16:30 - 18:00
Parallel sessions 3
16:30 - 18:00
Room: HSZ - N5
Chair/s:
Elisabeth Hein
In order to perceive and meaningfully interact with the world around us, our sensory systems need to interpret the incoming information. This interpretation process is well illustrated in the case of illusions. With some illusions we perceive very different things in one and same input, as for example in the famous Necker cube or “The dress”, which can be seen blue and black or white and golden. Other illusions make us perceive colors where there are none, as in the watercolor illusion, or cause-and-effect relationships and animacy with simple dots. Therefore, illusions are a wonderful tool to understand more about how perception works. In the symposium, we will look at this question using a variety of different experimental methods and very different illusions in order to learn more about different aspects of perception ranging from auditory motion perception to robotic vision.

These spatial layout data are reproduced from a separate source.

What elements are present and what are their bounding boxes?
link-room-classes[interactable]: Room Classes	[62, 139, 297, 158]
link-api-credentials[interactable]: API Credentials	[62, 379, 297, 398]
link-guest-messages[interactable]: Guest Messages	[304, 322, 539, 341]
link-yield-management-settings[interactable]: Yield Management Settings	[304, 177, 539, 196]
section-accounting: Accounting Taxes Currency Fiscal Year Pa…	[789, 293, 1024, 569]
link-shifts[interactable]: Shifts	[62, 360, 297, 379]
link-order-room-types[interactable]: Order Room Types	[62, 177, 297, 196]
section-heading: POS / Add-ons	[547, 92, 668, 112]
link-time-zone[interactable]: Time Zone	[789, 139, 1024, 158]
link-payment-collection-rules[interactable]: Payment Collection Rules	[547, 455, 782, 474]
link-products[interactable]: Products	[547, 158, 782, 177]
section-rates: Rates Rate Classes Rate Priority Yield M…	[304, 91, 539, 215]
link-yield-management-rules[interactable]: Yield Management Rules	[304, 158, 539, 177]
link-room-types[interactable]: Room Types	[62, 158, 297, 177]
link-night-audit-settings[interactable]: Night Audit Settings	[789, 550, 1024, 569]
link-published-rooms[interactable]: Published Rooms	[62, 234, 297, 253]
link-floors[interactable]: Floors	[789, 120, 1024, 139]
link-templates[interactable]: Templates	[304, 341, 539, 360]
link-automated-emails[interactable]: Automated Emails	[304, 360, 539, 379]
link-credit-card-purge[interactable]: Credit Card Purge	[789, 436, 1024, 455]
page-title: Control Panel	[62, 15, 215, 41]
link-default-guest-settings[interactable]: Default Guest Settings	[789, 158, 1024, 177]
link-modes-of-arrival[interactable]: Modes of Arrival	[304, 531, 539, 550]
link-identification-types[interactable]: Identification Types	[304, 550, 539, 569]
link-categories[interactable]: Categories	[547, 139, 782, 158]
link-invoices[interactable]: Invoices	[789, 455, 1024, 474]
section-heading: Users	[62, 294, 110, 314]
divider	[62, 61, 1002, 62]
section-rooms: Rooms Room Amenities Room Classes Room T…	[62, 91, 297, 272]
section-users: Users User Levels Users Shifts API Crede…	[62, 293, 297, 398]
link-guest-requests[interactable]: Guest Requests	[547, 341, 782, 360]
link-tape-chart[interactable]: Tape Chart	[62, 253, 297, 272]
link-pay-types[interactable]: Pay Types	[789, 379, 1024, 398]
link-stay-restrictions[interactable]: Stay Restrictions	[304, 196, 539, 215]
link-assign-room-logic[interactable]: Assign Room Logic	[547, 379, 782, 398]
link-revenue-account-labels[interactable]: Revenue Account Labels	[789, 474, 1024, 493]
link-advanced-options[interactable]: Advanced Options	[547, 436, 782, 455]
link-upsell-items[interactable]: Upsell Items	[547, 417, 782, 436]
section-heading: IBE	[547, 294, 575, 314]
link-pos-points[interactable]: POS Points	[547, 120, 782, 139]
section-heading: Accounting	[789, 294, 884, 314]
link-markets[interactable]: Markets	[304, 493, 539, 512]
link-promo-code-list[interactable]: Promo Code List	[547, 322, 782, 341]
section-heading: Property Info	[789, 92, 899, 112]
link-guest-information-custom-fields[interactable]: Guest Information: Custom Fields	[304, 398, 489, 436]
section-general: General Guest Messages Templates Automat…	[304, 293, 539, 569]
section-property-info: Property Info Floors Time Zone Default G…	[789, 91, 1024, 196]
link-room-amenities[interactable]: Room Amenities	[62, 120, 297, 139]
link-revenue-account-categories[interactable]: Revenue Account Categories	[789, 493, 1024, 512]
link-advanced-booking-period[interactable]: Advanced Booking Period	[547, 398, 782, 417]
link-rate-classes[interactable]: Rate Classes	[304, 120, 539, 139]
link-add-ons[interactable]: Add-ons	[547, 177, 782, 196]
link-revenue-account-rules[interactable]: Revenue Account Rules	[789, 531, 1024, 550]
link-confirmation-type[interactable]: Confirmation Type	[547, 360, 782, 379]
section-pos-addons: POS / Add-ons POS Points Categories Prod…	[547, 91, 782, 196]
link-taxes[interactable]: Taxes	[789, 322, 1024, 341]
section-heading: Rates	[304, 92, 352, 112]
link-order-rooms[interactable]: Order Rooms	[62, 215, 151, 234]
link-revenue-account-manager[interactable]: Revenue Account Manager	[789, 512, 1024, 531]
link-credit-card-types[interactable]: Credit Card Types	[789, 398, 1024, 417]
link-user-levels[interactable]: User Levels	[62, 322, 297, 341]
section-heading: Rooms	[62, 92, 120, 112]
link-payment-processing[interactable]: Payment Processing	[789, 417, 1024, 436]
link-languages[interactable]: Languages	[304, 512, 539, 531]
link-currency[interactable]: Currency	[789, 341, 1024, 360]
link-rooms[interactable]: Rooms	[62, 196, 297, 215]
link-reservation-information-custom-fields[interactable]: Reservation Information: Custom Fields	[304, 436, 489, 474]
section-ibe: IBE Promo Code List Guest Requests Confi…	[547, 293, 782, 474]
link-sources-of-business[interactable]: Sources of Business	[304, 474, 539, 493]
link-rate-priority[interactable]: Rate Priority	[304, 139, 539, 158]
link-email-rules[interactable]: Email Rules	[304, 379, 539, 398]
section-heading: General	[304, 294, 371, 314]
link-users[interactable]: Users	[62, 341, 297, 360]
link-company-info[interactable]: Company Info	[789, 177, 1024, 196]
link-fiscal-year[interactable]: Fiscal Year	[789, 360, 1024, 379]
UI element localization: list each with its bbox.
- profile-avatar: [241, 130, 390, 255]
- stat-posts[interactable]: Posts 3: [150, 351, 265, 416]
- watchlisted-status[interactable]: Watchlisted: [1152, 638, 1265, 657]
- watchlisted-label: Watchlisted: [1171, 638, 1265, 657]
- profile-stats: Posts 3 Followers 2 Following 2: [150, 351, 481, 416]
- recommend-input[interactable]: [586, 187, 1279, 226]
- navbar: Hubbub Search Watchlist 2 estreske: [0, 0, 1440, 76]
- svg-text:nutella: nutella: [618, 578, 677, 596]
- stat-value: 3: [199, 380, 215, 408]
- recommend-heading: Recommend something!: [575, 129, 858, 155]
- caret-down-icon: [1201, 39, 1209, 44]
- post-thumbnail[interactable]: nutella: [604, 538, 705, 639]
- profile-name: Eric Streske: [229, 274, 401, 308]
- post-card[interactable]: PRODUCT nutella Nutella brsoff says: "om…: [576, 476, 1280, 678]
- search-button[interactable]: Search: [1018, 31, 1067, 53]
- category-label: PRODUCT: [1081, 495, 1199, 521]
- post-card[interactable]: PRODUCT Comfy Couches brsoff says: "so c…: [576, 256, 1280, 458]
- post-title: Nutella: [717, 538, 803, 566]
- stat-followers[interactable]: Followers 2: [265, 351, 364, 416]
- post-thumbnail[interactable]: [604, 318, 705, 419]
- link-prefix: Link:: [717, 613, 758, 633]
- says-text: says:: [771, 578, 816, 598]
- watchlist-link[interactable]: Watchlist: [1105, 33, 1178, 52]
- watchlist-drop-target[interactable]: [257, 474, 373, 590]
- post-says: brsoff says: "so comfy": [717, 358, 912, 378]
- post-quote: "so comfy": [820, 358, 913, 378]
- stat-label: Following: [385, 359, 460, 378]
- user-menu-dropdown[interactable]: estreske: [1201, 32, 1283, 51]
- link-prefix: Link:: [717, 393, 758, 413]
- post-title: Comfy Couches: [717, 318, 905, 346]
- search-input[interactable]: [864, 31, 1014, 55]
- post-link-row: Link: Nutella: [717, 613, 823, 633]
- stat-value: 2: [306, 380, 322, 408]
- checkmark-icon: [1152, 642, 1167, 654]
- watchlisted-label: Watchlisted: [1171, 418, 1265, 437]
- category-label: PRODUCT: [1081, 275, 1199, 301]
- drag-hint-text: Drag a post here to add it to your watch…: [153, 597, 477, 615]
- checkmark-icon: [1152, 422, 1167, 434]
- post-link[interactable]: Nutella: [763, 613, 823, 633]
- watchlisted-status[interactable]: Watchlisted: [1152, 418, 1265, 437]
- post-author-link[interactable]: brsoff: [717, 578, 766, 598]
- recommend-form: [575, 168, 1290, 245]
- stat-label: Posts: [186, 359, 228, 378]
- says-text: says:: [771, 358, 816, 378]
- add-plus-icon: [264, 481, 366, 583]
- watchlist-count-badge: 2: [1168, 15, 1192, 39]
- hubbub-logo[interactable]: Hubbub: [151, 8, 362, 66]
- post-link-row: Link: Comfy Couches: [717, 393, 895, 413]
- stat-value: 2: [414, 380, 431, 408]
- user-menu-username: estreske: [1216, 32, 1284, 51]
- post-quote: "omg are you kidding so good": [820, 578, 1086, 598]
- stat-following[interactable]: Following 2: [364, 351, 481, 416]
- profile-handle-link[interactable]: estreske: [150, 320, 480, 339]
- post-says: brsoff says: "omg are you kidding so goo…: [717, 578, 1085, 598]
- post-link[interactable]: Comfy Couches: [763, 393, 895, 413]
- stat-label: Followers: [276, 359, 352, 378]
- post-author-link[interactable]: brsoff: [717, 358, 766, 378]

In particular, in the first talk Meike Kriegeskorte and colleagues will use auditory apparent motion to investigate which factors influence how object correspondence is established, i.e. object identity is perceived despite changes in location across time. In the second talk Shalila Freitag and colleagues will talk about EEG correlates of perceptual (un-)certainty and the role of stimulus predictability when participants observe stimuli with varying degree of ambiguity/visibility (Necker lattices and smiley faces). In the third talk Ben Sommer and colleagues will investigate perceived causality in a paradigm in which a disc can either be perceived as launching another disc or as passing across the other disc. In particular, they use visual adaptation to look at the influence of a launch or pass context on an ambiguous display. In the fourth talk Vebjørn Ekroll will use examples of magic tricks around the illusion of absence that work better than one would expect based on the method of the trick and how perception works. In the last talk Aravind Rao Battaje and colleagues will present work on whether robotic perceptual models could predict population-level and individual human responses to visual illusions, using the example of the fill-in color aftereffect and Silencing by motion.
Submission 643
Studying Visual Illusions Through Robotic Perceptual Models
SymposiumTalk-05
Presented by: Aravind Battaje
Aravind Battaje 1, 3, Angelica Godinez 2, 3, Nina Hanning 2, 3, Martin Rolfs 2, 3, Oliver Brock 1, 3
1 Robotics and Biology Laboratory, Technical University of Berlin, Germany
2 Department of Psychology, Humboldt-University, Berlin, Germany
3 Science of Intelligence, Research Cluster of Excellence, Berlin, Germany
Robotic and human perception both need to extract complex structures from sensorimotor information in real time. This suggests a possible similarity in computational mechanisms despite differing physical substrates. Motivated by this conjecture, we investigated whether robotic perceptual models could shed light on computational mechanisms underlying human vision. We used Active InterCONnect (AICON), a modeling framework that formulates perception as joint constraint resolution. In other words, it represents perceptual problems as networks of interdependent processes that simultaneously satisfy multiple constraints.

To study human vision through AICON, we examined two visual illusions as case studies: the Fill-in Color Aftereffect (Van Lier et al., 2009) and Silencing by Motion (Suchow & Alvarez, 2011). These illusions reveal constraints between shape and color perception, and between luminance and motion perception, respectively. AICON models for these illusions replicated human responses with high fidelity, even capturing individual variability. The results reveal that, when viewed through the lens of AICON's computational mechanisms, surprising diversity in human perception can be attributed to basic model parameters such as time constants for color or motion processing. In essence, we demonstrate through the study of visual illusions that a modeling framework originally developed for robotics can help uncover fundamental mechanisms underlying human perception.